1 Corinthians 9:16-17
16 For if I preach the gospel, that gives me no ground for boasting. For necessity is laid upon me. Woe to me if I do not preach the gospel! 17 For if I do this of my own will, I have a reward, but if not of my own will, I am still entrusted with a stewardship.
Have you ever done something so spectacular that just the doing was the reward?
Necessity is that burden to leverage your gifts no matter what. Even if there is no visible reward, we just do it. Even when there is nothing promised, we just have to. The reason this action dripping with obligation is palatable is because what we are being led to do is fulfill our gift’s greatest purpose. When we love to do something, there is little need for apparent reward. Maybe this is the greatest indicator of a spiritual gift.
It’s so natural, we hardly notice the absence of payment.
Parents with young children feel this unique emotion every time they do something that goes without thanks. Sometimes just seeing them walk out the door with everything they need is enough- we don’t actually need them to say thanks for the lunch and the clean outfit. Just being their parent is enough. Most of the time.
Huge amounts of people agree that working on non-gifts will help us accomplish a great life. But that isn’t right at all. Actually, most of modern sociology agrees that no matter how many hours we spend on a non-gift, we will NEVER achieve the results of the same time spent honing our gifts.

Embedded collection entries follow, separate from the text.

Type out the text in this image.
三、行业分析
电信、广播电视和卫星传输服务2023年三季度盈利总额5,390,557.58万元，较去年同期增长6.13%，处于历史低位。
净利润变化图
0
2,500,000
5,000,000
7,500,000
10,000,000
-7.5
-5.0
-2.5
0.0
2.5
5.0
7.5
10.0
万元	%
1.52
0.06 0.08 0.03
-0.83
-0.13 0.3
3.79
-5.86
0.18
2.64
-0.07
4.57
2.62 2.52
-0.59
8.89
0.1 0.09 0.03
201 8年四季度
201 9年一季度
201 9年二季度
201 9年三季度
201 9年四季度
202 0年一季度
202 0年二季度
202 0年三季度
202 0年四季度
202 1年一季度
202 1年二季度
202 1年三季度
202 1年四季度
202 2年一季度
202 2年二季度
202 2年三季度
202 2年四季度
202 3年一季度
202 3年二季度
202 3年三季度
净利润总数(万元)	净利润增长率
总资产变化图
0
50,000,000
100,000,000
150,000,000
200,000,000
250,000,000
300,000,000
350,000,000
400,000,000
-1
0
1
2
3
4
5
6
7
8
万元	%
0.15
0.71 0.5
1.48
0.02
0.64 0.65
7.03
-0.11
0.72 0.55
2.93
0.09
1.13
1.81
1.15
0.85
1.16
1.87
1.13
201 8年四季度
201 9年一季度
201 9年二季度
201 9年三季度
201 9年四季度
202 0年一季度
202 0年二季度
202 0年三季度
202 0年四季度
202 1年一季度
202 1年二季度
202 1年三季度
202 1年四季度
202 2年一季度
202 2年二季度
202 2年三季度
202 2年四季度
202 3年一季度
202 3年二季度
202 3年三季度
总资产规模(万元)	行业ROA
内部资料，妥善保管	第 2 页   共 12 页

The use of that actual gift is the stewardship the Apostle Paul says God has entrusted to us.
Here is the deal- we aren’t responsible for a gift God didn’t give us. So much is bombarding our lives begging for attention. The better we are at articulating our responsibilities to God and family and friends, the better we will be at living. Once that hierarchy has been pitched, we can simplify the noise. The time we spend on non-gifts depletes time we could spend on true gifts. That particular sacrifice shouldn’t be one any of us are willing to make.
Paul is so passionate about this idea, he says, “woe to me if I don’t”.

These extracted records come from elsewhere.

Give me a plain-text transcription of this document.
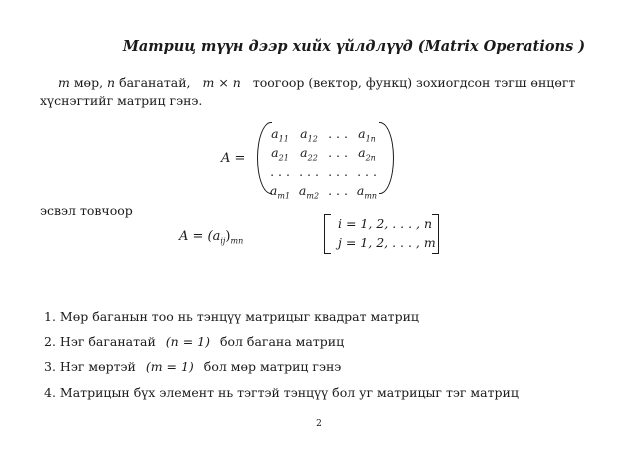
Матриц түүн дээр хийх үйлдлүүд (Matrix Operations )
m мөр, n баганатай, m × n тоогоор (вектор, функц) зохиогдсон тэгш өнцөгт
хүснэгтийг матриц гэнэ.
A =
$a_{11}$ $a_{12}$ . . . $a_{1n}$
$a_{21}$ $a_{22}$ . . . $a_{2n}$
. . . . . . . . . . . .
$a_{m1}$ $a_{m2}$ . . . $a_{mn}$
эсвэл товчоор
$A = (a_{ij})_{mn}$
i = 1, 2, . . . , n
j = 1, 2, . . . , m
1. Мөр баганын тоо нь тэнцүү матрицыг квадрат матриц
2. Нэг баганатай (n = 1) бол багана матриц
3. Нэг мөртэй (m = 1) бол мөр матриц гэнэ
4. Матрицын бүх элемент нь тэгтэй тэнцүү бол уг матрицыг тэг матриц
2
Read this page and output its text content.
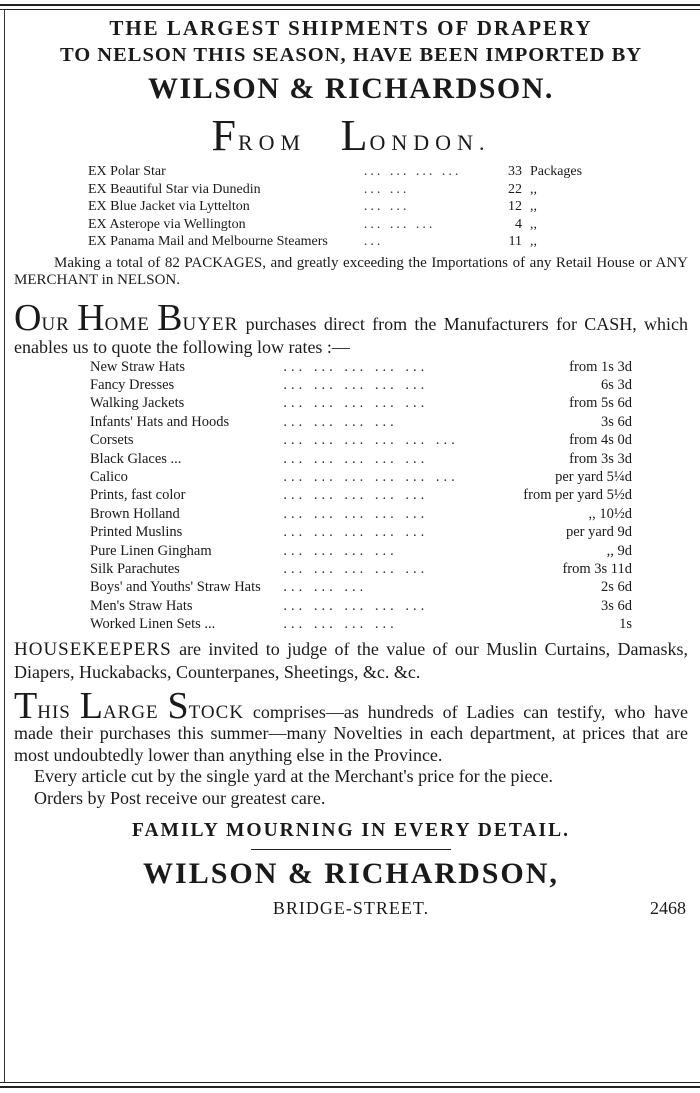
THE LARGEST SHIPMENTS OF DRAPERY
TO NELSON THIS SEASON, HAVE BEEN IMPORTED BY
WILSON & RICHARDSON.
FROM LONDON.
EX Polar Star	... ... ... ...	33	Packages
EX Beautiful Star via Dunedin	... ...	22	,,
EX Blue Jacket via Lyttelton	... ...	12	,,
EX Asterope via Wellington	... ... ...	4	,,
EX Panama Mail and Melbourne Steamers	...	11	,,
Making a total of 82 PACKAGES, and greatly exceeding the Importations of any Retail House or ANY MERCHANT in NELSON.
OUR HOME BUYER purchases direct from the Manufacturers for CASH, which enables us to quote the following low rates :—
New Straw Hats	... ... ... ... ...	from 1s 3d
Fancy Dresses	... ... ... ... ...	6s 3d
Walking Jackets	... ... ... ... ...	from 5s 6d
Infants' Hats and Hoods	... ... ... ...	3s 6d
Corsets	... ... ... ... ... ...	from 4s 0d
Black Glaces ...	... ... ... ... ...	from 3s 3d
Calico	... ... ... ... ... ...	per yard 5¼d
Prints, fast color	... ... ... ... ...	from per yard 5½d
Brown Holland	... ... ... ... ...	,, 10½d
Printed Muslins	... ... ... ... ...	per yard 9d
Pure Linen Gingham	... ... ... ...	,, 9d
Silk Parachutes	... ... ... ... ...	from 3s 11d
Boys' and Youths' Straw Hats	... ... ...	2s 6d
Men's Straw Hats	... ... ... ... ...	3s 6d
Worked Linen Sets ...	... ... ... ...	1s
HOUSEKEEPERS are invited to judge of the value of our Muslin Curtains, Damasks, Diapers, Huckabacks, Counterpanes, Sheetings, &c. &c.
THIS LARGE STOCK comprises—as hundreds of Ladies can testify, who have made their purchases this summer—many Novelties in each department, at prices that are most undoubtedly lower than anything else in the Province.
Every article cut by the single yard at the Merchant's price for the piece.
Orders by Post receive our greatest care.
FAMILY MOURNING IN EVERY DETAIL.
WILSON & RICHARDSON,
BRIDGE-STREET.	2468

I remember sitting in a church service one day with some friends and what was supposed to be a reverent prayer meeting began to escalate. The musician and singer were doing pretty good, but the audience was moving beyond their energy. It wasn’t my home church but I did know the pastor and was pretty sure he would favor my involvement. So, I just walked up, sat behind the drums and released a gift. As soon as I did, we all went to a place of celebration together. Had my gift gone unused, I believe God would not be pleased with me. In other words- woe to me.
Your gift is equally as important as any other. As necessary as any other.
What gift has God entrusted to you? May necessity compel you to apply it.